Transport over HTTP/1 and HTTP/2

  • Piggy back on well established tooling for sending batches of data and acking them
  • Persistent connections keeps it on par with spitting syslog out a TCP session
  • Remote side crashing mid batch detected
    • Remote side can reject batches via HTTP codes
  • HTTP based authentication well understood
    • Authentication header
      • BasicAuth
      • Bearer Tokens
  • Host based routing allows for servers to aggregate logs for many different orgs and separate them out easily
  • Servers can throttle clients to induce backpressure and keep the system running
  • Content-Encodings such as gzip can be utilized transparently
The bad
  • Slows down "realtime" aspects by a fixed interval to allow for a batch to fill. Can be as low as 5s.
  • Clients have to have strategy for when server is failing
    • Problem can be mitigated by using on-node forwarders that deal with this issue

Protobuf native format

  • Well oiled binary protocol readers for every language
    • Easy to write new tools/implementations in various languages
  • Compact and unambigious, improving ability to understand and evolve specification
The bad
  • Not plain text, requires tools to read
  • Requires some custom framing for unterminated, append only files
    • Can be as minimal as a varint size header

Canonical JSON format

  • Events can be represented in JSON such that common types and formats are presented in the canonical way
  • All tooling capable of reading and writing JSON rather than protobuf
The bad

Ambiguity created when a unit needs to be applied to a ground type value (string, number, etc):

{
  "duration": {
    "value": 3242,
    "unit": "ms"
  }
}

It's not clear if this is an value with a unit or an arbitrary user object.

Solution

One solution is be flexible with the input format for clients that don't want/need to know about our extended features (such as units). That means that we need a signal value to indicate that the JSON is using our non-canonical schema.

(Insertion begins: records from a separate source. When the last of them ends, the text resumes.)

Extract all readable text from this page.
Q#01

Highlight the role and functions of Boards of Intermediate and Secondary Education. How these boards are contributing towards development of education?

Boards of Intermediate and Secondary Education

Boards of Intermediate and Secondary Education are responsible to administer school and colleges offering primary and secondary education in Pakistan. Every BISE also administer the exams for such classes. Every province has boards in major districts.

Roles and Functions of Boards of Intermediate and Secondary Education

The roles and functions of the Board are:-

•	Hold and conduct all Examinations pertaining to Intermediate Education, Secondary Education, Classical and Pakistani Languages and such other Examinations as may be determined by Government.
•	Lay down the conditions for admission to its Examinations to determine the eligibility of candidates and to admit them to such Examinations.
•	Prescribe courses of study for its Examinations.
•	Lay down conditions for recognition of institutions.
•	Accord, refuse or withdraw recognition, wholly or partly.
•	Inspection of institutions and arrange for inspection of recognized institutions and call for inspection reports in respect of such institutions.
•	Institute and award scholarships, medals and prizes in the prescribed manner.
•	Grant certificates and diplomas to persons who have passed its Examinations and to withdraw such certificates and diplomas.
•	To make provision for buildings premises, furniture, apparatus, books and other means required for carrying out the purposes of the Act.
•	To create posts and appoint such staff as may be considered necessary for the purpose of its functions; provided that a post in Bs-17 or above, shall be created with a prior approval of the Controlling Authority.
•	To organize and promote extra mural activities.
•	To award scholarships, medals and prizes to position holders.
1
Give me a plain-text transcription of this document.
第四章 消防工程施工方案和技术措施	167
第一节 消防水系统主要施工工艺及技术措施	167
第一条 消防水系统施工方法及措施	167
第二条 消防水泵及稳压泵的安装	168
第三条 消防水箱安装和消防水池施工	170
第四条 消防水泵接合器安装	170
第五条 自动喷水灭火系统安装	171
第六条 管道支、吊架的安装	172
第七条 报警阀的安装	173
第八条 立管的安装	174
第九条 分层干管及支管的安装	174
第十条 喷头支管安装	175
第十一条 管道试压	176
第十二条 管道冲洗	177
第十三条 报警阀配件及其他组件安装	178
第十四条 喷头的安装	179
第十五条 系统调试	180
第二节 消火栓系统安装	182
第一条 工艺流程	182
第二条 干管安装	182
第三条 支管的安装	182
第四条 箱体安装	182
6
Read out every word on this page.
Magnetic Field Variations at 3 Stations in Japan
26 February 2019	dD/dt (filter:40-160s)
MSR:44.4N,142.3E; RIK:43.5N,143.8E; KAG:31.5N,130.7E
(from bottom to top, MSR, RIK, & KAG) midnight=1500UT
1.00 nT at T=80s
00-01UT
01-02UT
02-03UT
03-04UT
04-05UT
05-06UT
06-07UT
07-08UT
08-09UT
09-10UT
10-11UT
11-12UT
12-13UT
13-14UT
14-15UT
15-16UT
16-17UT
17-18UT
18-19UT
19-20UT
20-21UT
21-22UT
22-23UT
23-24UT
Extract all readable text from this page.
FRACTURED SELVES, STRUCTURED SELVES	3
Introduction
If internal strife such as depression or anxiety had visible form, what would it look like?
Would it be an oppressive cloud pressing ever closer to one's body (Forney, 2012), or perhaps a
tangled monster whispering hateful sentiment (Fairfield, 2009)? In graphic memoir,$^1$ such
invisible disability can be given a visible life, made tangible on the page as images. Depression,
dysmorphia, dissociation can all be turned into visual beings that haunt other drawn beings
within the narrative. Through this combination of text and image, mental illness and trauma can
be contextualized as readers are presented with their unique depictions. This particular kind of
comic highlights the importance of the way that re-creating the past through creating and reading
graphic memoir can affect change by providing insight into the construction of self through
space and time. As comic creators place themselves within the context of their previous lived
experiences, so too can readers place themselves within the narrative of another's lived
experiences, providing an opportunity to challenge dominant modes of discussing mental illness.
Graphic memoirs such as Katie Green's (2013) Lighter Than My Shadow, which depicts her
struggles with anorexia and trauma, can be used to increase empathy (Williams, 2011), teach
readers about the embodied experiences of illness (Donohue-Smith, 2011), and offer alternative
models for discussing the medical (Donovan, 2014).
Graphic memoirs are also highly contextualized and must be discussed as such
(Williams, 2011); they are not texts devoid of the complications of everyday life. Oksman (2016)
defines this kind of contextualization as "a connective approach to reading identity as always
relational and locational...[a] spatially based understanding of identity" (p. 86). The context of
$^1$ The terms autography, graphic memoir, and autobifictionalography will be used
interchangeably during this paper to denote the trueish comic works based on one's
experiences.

  • Option 1: Transport mimetype indicates which schema is used
  • Option 2: Toplevel object key which indicates the schema. Could be @version: 2 or @schema: "enhanced" or something else
  • Option 3: Becuase units are the reason a ground value might be wrapped in an object, use a specially worded unit key to switch off, such as @unit

Syslog listener

  • Support /dev/log protocol as well as UDP and TCP syslog protocols transparently

Unknown features

HMAC

  • Supported by heka and systemd-journal
  • Is HMAC on individual messages really needed?
  • Can/should HMAC be done on batches?
  • Who verifies HMAC signatures and when?